Posted April 30, 2018

14th Consecutive April Gains


April has traditionally been one of the better months for the stock market as money flows into retirement accounts ahead of the tax filing deadline. In fact, April has ended the month in positive territory for the last 13 years.  The month got off to a rough start this year, but by the end of the month, the widely followed S&P 500 had, despite a final day decline, closed higher for a 14th consecutive April.  Concerns about a trade war dominated trading in the early going, but then earnings reports started to flow in and thus far, they have been better than even the elevated expectations.  During the month we saw interest rates rise to a 4 year high, which is problematic for longer term bond holdings, and oil prices hit a 3 year high.  We also saw the United States retaliate against Syria’s use of chemical weapons, but despite all of the background “noise”, the S&P 500 did manage to gain .3% for the month, but is still .9% lower for the year.

The first week of the month was the most volatile with a 750 point drop in the early going on Monday, that ended with a 460 closing loss for the Dow, as large cap tech weighed on the market. The following day large cap tech had a better tone and the Dow rallied 390 points.  Wednesday China said they were willing to talk about tariffs which sent the Dow 230 points higher and that rally continued into Thursday, with the Dow gaining a total of 1100 points from the previous day’s low.  The last day of the week we learned a far less than expected 103,000 new jobs were created in March, a 6 month low, and traders decided to take profits, driving the Dow nearly 800 points lower before closing down 570.  At the end of the week the widely followed S&P 500 had lost 1.4%.  The second week was the strongest of the month as Trump softened his tone with China and they responded with comments that suggested they were open to reducing tariffs in an effort to make their economy more open.  The Dow rallied nearly 800 points during the first 3 days and then drifted lower to end the week on concerns about a retaliatory attack against Syria.  The S&P 500 ended the week with an impressive 2% gain.  The following weekend the U S did retaliate against Syria and on Monday, when the market did not have a negative reaction, traders hit the buy button sending the Dow 200 points higher.  The following day we started to see Q1 earnings and they were generally stronger than expected, sending the Dow up another 200 points.  On Thursday IBM’s disappointing earnings gave that stock its worst day in 4 years and that weighed on the Dow.  The week ended with selling in shares of Apple, on concerns about weak iPhone sales, and that weighed on the Dow.  At the end of the week the S&P 500 had managed to gain .5%.  The last week of the month was all about earnings and Caterpillar, who after reporting stronger than expected earnings, said in their conference call that this may be the “high water” mark for this year.  The stock went from a 6% opening gain to a 6% closing loss and that weighed on the overall market.  Blow out numbers from Boeing on Wednesday, Facebook on Thursday and Amazon on Friday helped, but the S&P 500, despite those strong reports, ended the week unchanged as it could not shake the Caterpillar Contagion.  For the market to move higher we are going to need earnings reports to continue strong, and we are going to need to shake the belief that this may be as good as it gets.

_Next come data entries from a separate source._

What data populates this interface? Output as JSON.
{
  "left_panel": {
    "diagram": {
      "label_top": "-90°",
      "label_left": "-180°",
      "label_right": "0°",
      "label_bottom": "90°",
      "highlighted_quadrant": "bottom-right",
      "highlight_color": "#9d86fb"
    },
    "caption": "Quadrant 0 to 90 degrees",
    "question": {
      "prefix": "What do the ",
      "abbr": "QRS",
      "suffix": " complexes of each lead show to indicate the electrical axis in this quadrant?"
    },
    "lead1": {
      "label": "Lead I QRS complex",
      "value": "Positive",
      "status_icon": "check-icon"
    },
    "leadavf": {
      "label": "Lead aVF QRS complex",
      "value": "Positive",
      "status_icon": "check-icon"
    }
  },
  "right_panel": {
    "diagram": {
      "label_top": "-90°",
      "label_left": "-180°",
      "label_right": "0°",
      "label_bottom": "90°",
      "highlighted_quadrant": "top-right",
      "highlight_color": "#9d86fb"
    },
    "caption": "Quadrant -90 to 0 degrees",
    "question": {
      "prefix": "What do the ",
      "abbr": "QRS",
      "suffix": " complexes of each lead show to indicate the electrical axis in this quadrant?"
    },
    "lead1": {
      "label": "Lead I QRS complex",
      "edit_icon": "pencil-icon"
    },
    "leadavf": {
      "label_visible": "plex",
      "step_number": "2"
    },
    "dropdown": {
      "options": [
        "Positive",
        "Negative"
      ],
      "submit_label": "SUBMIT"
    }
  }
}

“Sell in May and go away”. An old adage we hear every year at this time that harkens back to a day before computers, when Wall Street traders would go to cash before heading out on their summer vacations.  May is one of only 2 months that have averaged a negative return over the past 90 years, but the month has closed higher 58% of the time and the average loss has been a mere .1%.   Over the past few months we have been concerned about the market being “richly valued’, but rising earnings and a 7% decline from the all-time high, has mitigated that concern.  We expect earnings reports to continue strong early in the month, but we believe most investors will be watching interest rates.  Rising rates is something to be expected in a strengthening economy, but if they rise too quickly it could become a problem for stocks.  Oil prices in the $60 to $70 range are not too high to be of concern, and are high enough to allow producers a nice profit.  Again, a strong move up or down in oil prices could pose problems.  We continue to be optimistic about the strengthening economic recovery and will be buyers on tradeable dips.